Goldman Sachs, in particular, appears attractive – and not just because the Trump administration appears to be leaning heavily on alumni from the storied Wall Street investment bank for cabinet picks.

The report pointed to strong positioning with revenue upside, effective cost controls all while the stock price is trading below peers despite similar or higher current and expected returns.

“From an expense point of view, Goldman Sachs has made good progress on both comp and non-comp and we see good leverage to incremental revenues,” the report pointed out, noting that operating leverage should benefit from the bank’s product leadership positions which reduces the need to invest heavily in certain divisions as some of their peers may need to do.

In part this can be seen in the expected rollout of a consumer lending platform that the report expected to be additive. Deutsche Bank is expecting momentum to become more apparent in 2018 and could lead to adding $400 million in after credit revenues in 2019.

“Our macro assumptions are for much stronger GDP growth than previously assumed, at least a modest softening in regulation, more global divergence in interest rates, and a general increase in risk taking appetite among investors and companies,” the report said.

The new market environment should benefit many capital market businesses such as advisory, equity capital markets, and both fixed and equity trading – all of which are Goldman Sachs strengths.

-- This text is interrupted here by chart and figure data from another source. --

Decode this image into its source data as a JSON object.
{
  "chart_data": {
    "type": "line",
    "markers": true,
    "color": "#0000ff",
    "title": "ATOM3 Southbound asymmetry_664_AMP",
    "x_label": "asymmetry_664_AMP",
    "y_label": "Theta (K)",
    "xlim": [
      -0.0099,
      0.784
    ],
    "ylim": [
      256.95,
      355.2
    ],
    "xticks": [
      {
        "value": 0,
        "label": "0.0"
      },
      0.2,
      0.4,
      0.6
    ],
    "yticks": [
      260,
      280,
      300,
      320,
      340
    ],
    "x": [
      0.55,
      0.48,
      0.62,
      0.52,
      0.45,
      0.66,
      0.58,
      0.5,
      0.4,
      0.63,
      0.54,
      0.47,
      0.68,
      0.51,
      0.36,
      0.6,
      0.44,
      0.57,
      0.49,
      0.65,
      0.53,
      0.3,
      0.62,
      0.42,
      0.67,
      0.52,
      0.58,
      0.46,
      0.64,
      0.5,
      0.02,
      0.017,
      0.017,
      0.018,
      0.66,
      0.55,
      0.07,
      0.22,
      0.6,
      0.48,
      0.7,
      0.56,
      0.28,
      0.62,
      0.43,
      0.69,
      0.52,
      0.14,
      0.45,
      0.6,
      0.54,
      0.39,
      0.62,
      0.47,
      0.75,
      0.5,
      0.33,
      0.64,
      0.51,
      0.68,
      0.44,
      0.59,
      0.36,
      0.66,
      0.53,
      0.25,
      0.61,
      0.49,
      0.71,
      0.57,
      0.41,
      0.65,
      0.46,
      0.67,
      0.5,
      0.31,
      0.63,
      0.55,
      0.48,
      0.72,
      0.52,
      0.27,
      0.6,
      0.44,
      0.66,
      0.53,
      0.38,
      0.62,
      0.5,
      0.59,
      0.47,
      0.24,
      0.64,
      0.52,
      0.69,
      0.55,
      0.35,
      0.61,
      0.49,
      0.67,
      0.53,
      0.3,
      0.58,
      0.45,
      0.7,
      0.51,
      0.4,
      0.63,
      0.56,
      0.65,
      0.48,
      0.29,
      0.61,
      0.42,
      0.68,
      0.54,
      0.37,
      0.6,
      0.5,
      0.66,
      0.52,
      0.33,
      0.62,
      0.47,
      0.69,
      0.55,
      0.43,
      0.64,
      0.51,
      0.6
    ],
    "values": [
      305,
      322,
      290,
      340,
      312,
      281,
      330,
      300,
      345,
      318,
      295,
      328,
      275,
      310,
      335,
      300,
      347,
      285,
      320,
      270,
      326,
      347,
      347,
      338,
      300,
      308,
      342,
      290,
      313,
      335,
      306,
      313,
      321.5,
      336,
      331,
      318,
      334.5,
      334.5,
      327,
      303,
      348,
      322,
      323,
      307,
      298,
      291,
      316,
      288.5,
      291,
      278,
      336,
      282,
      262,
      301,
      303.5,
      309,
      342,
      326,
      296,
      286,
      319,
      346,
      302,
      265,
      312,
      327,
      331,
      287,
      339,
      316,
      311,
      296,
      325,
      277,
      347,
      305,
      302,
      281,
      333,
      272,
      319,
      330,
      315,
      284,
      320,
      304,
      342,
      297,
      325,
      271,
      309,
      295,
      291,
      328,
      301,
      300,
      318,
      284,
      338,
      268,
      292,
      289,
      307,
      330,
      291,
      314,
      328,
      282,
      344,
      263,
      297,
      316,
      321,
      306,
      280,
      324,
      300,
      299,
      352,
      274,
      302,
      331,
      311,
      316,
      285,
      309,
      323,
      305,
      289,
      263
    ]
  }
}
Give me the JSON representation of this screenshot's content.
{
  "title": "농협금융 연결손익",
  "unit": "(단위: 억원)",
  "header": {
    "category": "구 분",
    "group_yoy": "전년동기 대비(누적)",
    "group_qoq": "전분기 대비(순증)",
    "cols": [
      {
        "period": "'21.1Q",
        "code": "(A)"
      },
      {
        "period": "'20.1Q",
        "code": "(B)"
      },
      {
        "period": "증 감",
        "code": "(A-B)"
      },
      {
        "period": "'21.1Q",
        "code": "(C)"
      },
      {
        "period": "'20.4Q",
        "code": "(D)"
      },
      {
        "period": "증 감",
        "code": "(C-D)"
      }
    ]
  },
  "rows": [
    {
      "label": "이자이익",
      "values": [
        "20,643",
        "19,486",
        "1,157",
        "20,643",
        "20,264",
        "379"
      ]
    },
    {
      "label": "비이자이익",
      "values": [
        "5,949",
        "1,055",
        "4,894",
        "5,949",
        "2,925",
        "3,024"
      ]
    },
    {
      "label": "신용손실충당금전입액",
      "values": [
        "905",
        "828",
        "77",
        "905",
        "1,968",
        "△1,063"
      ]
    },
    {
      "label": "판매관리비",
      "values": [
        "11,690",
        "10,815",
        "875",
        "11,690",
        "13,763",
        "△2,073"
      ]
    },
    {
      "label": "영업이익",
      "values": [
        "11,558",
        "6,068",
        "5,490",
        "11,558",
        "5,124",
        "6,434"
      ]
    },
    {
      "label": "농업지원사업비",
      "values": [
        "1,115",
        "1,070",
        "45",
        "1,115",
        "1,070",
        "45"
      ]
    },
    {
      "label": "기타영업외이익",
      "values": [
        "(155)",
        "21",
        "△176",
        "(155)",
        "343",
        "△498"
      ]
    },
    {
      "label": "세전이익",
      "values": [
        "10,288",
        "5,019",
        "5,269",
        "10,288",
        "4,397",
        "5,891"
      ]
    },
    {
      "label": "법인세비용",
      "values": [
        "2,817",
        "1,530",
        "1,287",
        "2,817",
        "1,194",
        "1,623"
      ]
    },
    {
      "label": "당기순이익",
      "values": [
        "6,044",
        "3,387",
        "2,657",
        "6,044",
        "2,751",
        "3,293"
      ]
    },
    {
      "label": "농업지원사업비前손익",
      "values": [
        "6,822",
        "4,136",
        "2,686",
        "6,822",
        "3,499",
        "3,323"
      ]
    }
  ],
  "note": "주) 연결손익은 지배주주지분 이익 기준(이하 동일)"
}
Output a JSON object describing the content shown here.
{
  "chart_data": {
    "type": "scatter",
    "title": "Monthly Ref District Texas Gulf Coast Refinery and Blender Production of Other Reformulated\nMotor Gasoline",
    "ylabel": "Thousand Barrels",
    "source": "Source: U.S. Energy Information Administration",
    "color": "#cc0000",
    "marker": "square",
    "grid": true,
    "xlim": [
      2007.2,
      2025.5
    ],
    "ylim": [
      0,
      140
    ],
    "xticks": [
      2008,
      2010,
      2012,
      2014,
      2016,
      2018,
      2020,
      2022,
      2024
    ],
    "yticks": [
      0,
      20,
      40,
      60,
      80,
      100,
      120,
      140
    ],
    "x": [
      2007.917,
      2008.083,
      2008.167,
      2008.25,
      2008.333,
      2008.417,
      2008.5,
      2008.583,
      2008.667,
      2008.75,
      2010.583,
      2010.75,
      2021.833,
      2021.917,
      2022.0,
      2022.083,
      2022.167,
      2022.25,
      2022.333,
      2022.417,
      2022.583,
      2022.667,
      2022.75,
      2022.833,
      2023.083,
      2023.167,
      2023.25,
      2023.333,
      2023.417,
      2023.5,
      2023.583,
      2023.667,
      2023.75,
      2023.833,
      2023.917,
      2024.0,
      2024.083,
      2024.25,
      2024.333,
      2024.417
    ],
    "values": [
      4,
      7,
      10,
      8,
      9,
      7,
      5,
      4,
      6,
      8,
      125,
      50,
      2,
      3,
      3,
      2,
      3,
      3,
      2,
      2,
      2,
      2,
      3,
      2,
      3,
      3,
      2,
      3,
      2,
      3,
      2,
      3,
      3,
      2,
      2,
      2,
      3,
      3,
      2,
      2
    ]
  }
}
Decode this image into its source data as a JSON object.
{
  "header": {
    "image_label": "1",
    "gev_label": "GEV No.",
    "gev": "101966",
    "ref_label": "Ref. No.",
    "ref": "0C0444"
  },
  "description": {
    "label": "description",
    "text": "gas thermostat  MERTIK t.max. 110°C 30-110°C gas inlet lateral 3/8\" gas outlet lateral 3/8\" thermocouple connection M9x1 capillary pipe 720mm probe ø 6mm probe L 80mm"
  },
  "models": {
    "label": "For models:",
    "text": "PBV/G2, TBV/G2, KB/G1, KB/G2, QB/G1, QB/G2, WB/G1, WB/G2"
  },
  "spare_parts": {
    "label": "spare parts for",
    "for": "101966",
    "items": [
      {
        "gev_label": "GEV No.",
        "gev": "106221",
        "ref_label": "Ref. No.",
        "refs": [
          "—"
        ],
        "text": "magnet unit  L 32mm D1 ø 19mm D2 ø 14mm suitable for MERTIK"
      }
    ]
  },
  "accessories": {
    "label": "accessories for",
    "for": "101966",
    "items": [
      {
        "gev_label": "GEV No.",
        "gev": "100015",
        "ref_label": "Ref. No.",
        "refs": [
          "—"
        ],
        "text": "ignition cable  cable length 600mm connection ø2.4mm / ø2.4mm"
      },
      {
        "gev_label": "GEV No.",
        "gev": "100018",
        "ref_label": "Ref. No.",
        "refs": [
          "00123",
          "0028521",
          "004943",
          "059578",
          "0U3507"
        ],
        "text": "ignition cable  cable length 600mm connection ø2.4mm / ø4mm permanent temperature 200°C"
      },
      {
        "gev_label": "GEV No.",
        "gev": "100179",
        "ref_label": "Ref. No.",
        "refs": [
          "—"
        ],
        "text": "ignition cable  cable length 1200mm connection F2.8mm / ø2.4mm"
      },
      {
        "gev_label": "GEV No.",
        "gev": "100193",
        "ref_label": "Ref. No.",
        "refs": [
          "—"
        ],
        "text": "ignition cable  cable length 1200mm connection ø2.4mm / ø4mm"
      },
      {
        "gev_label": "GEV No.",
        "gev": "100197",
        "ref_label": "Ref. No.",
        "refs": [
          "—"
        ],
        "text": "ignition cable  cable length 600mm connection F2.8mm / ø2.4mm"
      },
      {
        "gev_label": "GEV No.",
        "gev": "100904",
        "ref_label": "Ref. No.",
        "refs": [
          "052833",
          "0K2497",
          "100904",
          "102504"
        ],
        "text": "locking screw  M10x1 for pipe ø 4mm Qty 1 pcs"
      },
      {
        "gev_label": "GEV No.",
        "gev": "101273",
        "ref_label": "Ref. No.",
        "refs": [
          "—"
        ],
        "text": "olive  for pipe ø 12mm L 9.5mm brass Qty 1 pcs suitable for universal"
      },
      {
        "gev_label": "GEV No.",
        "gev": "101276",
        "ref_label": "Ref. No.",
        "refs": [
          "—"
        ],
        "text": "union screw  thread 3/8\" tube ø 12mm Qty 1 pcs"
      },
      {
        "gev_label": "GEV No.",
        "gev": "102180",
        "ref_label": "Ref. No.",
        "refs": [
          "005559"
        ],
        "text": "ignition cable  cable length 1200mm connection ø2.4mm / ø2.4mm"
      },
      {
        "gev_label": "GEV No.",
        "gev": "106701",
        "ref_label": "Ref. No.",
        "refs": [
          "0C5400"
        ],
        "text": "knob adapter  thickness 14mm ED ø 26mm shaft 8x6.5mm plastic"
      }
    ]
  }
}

Going forward, the impact on debt capital markets is mixed if not uncertain. A stronger economy with correlated higher risk taking is positive for debt markets, but higher rates may slow certain types of debt issuance. Even assuming no changes to the Volcker rule – changes of which are now under consideration, Trump’s newly appointed Treasury Secretary Steven Mnuchin said Wednesday – the market environment “should also provide both more investing and harvesting opportunities for the investing and lending book.”